1. Clothing. Black garments normally mean EVIL, but in rare cases it may mean sobriety, in which cases a white ruffled collar will be added to the ensemble. Gray and red clothing mean that the person is neutral but ending to EVIL in most cases. Any other color is GOOD, unless too many bright colors are worn at once, in which instance the person will be unreliable. Drab color means the person will take little part in the action, unless the drab is also torn or disreputable, when the person will be a loveable rogue.
2. Hair. Black hair is EVIL, particularly if combined with a corpse-white complexion. Red hair always entails magical POWERS, even if these are only latent. Brown hair has to be viewed in combination with eyes whose color are the real giveaway (see below), but generally implies niceness. Fair hair, especially if it is silver-blonde, always means goodness.
3. Eyes.
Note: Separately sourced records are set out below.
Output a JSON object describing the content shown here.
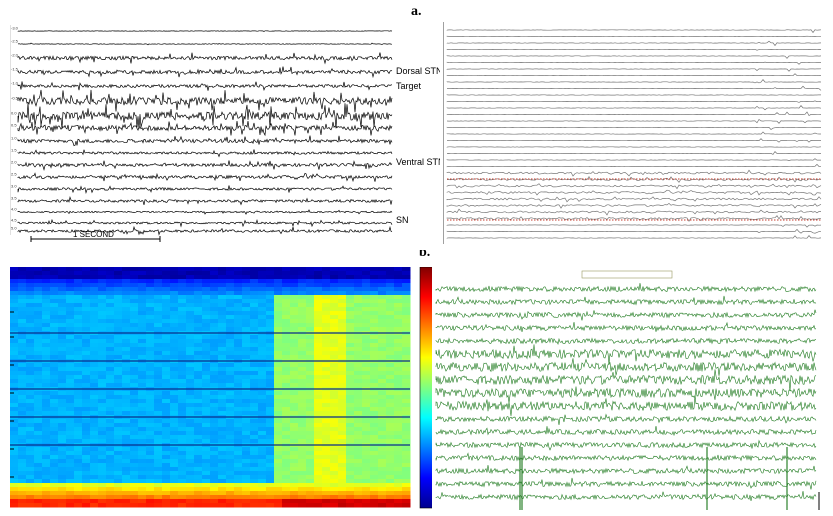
{
  "figure": {
    "label_a": "a.",
    "label_b": "b."
  },
  "panel_a_left": {
    "track_labels": [
      "Dorsal STN",
      "Target",
      "Ventral STN",
      "SN"
    ],
    "depth_labels": [
      "-3.0",
      "-2.5",
      "-2.0",
      "-1.5",
      "-1.0",
      "-0.5",
      "0.0",
      "0.5",
      "1.0",
      "1.5",
      "2.0",
      "2.5",
      "3.0",
      "3.5",
      "4.0",
      "4.5",
      "5.0"
    ],
    "scale_bar_label": "1 SECOND"
  },
  "panel_a_right": {
    "trace_color": "#777777",
    "highlight_color": "#c0392b"
  },
  "panel_b_left": {
    "colormap": "jet"
  },
  "panel_b_right": {
    "trace_color": "#1e7a1e"
  }
}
Black eyes are invariably EVIL; brown eyes mean boldness and humor, but not necessarily goodness; green eyes always entail talent, usually for magic but sometimes for music; hazel eyes are rare and seen generally to imply niceness; gray eyes mean niceness and healing abilities (see HEALERS) and will be reassuring unless they look silver (silver-eyed people are likely to enchant or hypnotize you for their own ends, although they are not always EVIL); white eyes usually blind ones, are for wisdom (never ignore anything a white-eyed person says); blue eyes are always GOOD, the bluer, the more good present; and then there are violet and golden eyes. People with violet eyes are often of Royal, and, if not, always live uncomfortably interesting lives. People with golden eyes just live uncomfortably interesting lives, and are usually rather fey in the bargain. Both these types should be avoided by anyone who wishes for a quiet life. Luckily it seldom occurs to those with undesirable eye colors to disguise them with ILLUSION, and they can generally be detected very readily. Red eyes can never be disguised. They are EVIL and are surprisingly common.
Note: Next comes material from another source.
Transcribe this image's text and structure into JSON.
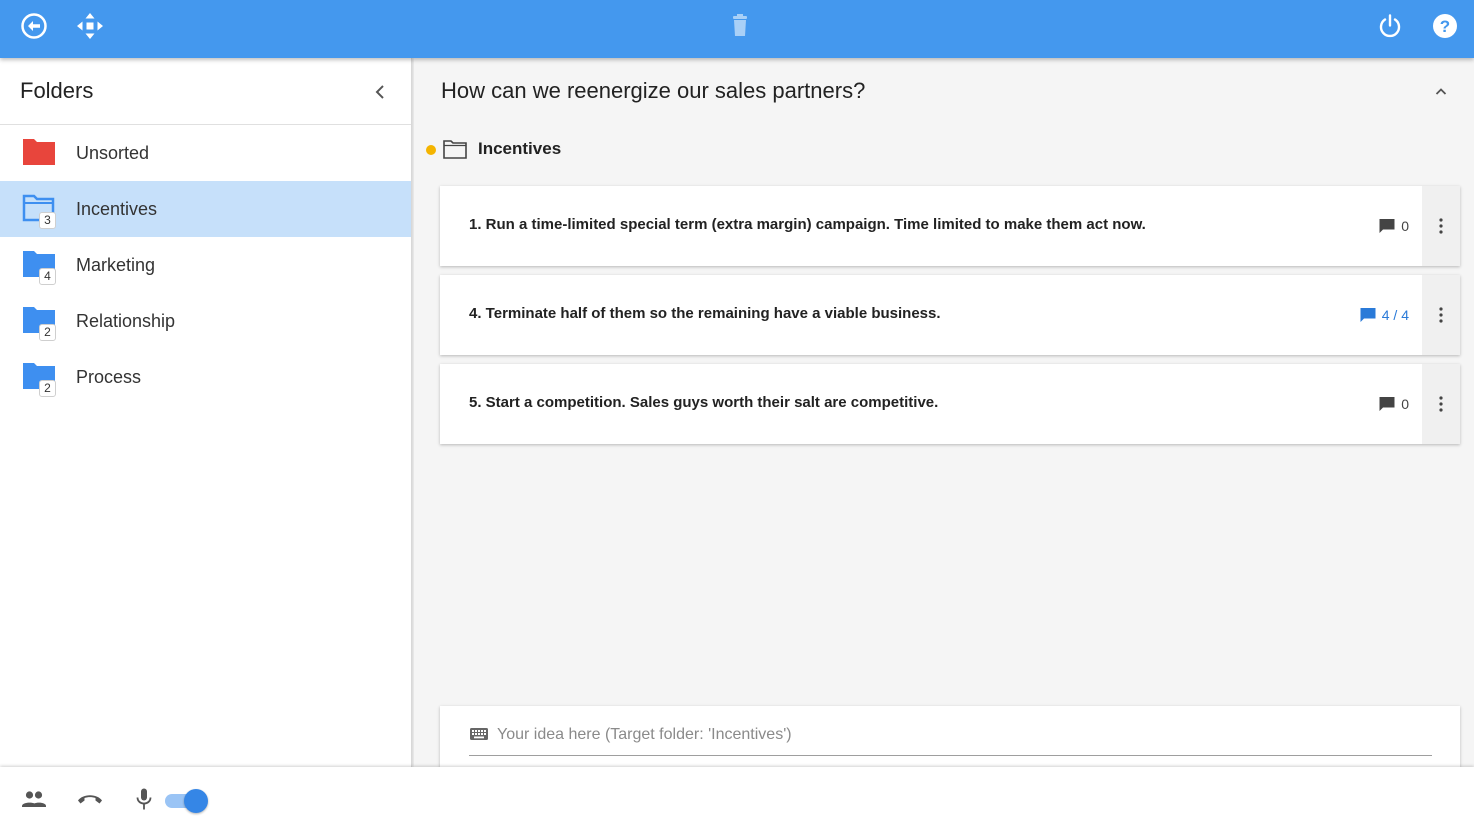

4. Complexion. Corpse-white is evil, and it grades from there. Pink-faced folk are generally midway and pathetic. The best face-color is brown, preferably tanned, but it can be inborn. Other colors such as black, yellow, blue and mauve barely exist.
So, if a character is wearing green, is blue-eyes and brown-faced, you will probably be okay. CAUTION: do not apply these standards to our own world. You are likely to be disappointed.
CLOTHING: Although this varies from place to place, there are two absolute rules:
1. Apart from ROBES, no garment thicker than a SHIRT ever has sleeves.
2. No one ever wears socks.
COATS: do not exist in Fantasyland–CLOAKS being universally preferred–but TURNCOATS do.
CLOAKS: are the universal outer garb of everyone who is not a barbarian. It is hard to see why. They are open in the front and require you at most times to use one hand to hold them shut. … etc.
Consider reading this aloud to like-minded geek friends.